Après dix mois de travaux, un nouveau service de réanimation et soins continus s'ouvre ce mercredi au centre hospitalier de Boulogne. L'hôpital Duchenne poursuit ainsi sa mue, entamée depuis 2012, en investissant cette fois-ci plus de 3 M€ pour améliorer l'hospitalisation des patients.

Ce n'est évidemment pas le lieu où l'on aimerait passer un séjour, mais il faut reconnaître que le nouveau service de réanimation et soins continus du centre hospitalier a été conçu pour le confort optimal des patients.
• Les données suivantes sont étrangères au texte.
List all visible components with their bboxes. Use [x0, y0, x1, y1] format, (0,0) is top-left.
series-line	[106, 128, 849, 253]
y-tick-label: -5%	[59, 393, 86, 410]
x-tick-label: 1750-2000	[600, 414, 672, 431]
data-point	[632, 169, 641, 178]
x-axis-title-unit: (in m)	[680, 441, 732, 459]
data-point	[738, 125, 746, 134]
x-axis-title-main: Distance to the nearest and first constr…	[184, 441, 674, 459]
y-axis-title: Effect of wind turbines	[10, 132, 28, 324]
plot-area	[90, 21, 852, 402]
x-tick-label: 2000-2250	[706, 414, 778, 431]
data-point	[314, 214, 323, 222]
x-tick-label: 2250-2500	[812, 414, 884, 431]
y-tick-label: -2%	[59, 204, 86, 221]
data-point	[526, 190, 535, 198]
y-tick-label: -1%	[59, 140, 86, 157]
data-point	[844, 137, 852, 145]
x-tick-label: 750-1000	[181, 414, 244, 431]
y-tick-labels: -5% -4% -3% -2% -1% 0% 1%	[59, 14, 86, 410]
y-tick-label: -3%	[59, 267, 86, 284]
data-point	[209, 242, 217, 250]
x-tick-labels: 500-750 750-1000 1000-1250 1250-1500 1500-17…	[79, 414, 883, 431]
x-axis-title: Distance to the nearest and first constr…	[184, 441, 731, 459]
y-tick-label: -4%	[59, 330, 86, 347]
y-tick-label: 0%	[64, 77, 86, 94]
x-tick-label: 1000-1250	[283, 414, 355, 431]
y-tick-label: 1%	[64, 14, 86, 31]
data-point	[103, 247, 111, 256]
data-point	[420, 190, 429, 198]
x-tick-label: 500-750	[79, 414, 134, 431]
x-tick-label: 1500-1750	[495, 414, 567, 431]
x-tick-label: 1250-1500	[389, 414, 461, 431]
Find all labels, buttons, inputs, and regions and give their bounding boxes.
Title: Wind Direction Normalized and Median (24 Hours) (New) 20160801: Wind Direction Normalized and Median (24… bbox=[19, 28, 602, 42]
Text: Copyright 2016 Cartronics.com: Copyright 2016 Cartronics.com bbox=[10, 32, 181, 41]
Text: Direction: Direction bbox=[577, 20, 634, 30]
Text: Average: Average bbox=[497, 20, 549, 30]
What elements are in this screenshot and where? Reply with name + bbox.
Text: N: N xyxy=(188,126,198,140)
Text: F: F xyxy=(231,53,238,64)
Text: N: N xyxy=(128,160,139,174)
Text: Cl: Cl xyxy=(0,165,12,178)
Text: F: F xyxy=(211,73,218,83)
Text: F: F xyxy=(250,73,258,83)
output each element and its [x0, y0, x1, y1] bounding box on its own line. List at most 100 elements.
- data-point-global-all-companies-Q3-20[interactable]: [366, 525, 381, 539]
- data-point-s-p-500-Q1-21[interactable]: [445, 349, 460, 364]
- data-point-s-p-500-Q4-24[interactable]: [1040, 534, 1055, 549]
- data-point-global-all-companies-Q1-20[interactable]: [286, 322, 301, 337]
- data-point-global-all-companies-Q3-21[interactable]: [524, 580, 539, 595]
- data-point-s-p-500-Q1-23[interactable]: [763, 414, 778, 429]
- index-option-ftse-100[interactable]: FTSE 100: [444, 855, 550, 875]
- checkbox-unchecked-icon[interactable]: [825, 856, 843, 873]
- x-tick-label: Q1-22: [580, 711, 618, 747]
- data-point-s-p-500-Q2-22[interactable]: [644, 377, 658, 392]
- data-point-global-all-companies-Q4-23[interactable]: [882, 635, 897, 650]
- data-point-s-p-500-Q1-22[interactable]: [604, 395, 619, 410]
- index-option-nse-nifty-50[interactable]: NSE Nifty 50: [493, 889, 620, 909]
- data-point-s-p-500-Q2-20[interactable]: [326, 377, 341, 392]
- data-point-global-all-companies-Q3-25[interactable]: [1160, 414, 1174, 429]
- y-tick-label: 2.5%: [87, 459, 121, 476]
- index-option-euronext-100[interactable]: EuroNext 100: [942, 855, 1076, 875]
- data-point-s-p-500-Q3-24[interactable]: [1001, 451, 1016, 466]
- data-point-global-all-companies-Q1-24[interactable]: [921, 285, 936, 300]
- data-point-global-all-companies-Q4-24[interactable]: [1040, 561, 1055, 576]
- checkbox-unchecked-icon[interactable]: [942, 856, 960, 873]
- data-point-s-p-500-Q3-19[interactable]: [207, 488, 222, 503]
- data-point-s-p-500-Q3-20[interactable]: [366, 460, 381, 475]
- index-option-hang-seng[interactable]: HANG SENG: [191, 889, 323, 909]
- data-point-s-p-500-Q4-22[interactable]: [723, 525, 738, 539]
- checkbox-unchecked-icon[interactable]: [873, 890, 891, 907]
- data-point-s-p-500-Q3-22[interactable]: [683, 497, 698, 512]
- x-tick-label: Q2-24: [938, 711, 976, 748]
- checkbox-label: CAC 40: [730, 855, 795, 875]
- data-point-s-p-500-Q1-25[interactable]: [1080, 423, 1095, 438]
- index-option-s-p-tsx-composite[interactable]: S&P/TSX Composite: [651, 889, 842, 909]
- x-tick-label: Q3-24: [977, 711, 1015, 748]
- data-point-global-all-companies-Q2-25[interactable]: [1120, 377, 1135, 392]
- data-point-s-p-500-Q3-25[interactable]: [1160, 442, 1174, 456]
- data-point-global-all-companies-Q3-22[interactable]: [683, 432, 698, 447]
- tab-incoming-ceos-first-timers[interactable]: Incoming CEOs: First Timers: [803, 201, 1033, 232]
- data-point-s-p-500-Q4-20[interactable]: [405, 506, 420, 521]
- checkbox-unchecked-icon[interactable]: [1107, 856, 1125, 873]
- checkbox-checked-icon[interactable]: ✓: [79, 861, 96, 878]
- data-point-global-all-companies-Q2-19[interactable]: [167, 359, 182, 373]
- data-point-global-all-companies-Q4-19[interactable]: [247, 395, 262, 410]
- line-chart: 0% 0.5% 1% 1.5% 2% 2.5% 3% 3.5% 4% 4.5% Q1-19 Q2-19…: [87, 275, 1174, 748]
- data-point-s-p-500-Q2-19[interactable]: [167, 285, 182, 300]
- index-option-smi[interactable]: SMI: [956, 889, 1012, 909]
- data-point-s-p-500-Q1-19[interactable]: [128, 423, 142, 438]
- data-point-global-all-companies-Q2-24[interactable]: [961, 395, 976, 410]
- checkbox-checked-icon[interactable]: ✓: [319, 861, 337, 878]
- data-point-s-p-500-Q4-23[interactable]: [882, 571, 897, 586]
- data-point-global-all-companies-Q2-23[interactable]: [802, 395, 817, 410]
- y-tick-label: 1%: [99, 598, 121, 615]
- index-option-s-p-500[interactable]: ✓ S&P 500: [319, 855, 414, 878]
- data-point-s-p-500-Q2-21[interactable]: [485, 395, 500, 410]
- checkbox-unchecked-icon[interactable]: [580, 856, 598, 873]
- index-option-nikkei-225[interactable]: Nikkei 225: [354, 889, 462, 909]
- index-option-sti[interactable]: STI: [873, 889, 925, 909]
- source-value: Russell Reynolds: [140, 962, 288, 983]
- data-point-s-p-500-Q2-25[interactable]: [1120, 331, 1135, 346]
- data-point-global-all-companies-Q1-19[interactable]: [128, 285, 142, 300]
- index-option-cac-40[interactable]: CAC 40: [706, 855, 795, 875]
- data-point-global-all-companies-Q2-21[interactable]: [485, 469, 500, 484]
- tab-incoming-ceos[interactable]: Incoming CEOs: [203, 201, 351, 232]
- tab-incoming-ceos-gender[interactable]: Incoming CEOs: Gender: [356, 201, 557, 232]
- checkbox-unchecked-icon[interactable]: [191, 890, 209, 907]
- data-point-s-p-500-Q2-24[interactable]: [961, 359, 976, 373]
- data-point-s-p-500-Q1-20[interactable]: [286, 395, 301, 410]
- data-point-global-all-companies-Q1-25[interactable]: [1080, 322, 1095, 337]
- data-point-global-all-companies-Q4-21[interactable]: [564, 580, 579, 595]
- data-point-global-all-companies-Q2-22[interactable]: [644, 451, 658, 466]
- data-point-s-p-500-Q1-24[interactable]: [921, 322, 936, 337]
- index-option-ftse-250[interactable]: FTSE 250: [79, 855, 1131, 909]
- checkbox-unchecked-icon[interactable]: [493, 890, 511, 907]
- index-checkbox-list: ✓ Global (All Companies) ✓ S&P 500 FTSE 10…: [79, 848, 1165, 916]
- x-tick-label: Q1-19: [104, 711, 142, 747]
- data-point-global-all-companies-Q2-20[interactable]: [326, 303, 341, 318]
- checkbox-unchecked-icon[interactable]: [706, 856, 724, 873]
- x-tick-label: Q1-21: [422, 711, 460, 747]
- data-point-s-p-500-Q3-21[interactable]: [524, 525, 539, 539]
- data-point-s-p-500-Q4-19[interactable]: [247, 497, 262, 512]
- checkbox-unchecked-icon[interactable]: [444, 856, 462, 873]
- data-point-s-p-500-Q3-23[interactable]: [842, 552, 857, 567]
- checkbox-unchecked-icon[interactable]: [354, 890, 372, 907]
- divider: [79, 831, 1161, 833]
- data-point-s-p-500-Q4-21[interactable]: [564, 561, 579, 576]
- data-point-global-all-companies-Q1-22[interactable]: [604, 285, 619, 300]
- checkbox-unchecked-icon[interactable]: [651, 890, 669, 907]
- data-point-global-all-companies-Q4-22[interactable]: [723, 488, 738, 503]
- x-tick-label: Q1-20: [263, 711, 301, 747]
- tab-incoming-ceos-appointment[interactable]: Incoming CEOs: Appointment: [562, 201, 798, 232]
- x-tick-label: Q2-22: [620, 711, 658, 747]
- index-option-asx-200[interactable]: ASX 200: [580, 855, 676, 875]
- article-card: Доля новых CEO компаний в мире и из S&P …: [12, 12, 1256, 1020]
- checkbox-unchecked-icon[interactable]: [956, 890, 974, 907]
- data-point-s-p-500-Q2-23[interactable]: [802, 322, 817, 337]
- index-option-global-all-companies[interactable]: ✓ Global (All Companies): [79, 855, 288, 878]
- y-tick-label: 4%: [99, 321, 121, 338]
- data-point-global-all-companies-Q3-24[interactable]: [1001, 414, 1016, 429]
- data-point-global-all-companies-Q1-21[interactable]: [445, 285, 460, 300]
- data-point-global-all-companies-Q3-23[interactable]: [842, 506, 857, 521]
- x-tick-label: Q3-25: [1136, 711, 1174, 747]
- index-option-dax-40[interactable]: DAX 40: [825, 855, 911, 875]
Spacieux et lumineux, il sera opérationnel dès mercredi après-midi. Après dix mois de travaux, les huit patients vont intégrer ces locaux flambant neufs, divisés en trois unités de soins de six lits : deux zones de réanimation et une zone de soins continus. Ce qui représente plus de chambres qu'auparavant. « L'intérêt aujourd'hui, c'est de pouvoir regrouper sur un seul plateau les mêmes unités avec une totale polyvalence. Elles étaient jusqu'alors distantes géographiquement », explique le directeur Yves Marlier.

Concrètement, la prise en charge n'est pas transformée et la restructuration n'a rien de révolutionnaire, mais elle permet de rationaliser les soins tout en apportant un plus large confort aux patients. « On améliore ainsi les conditions d'accueil d'hospitalisation et la possibilité pour les proches d'être 24 heures sur 24 à leur chevet, ce qui n'était pas le cas avant », poursuit le Dr Pierre Ducq, néphrologue-réanimateur.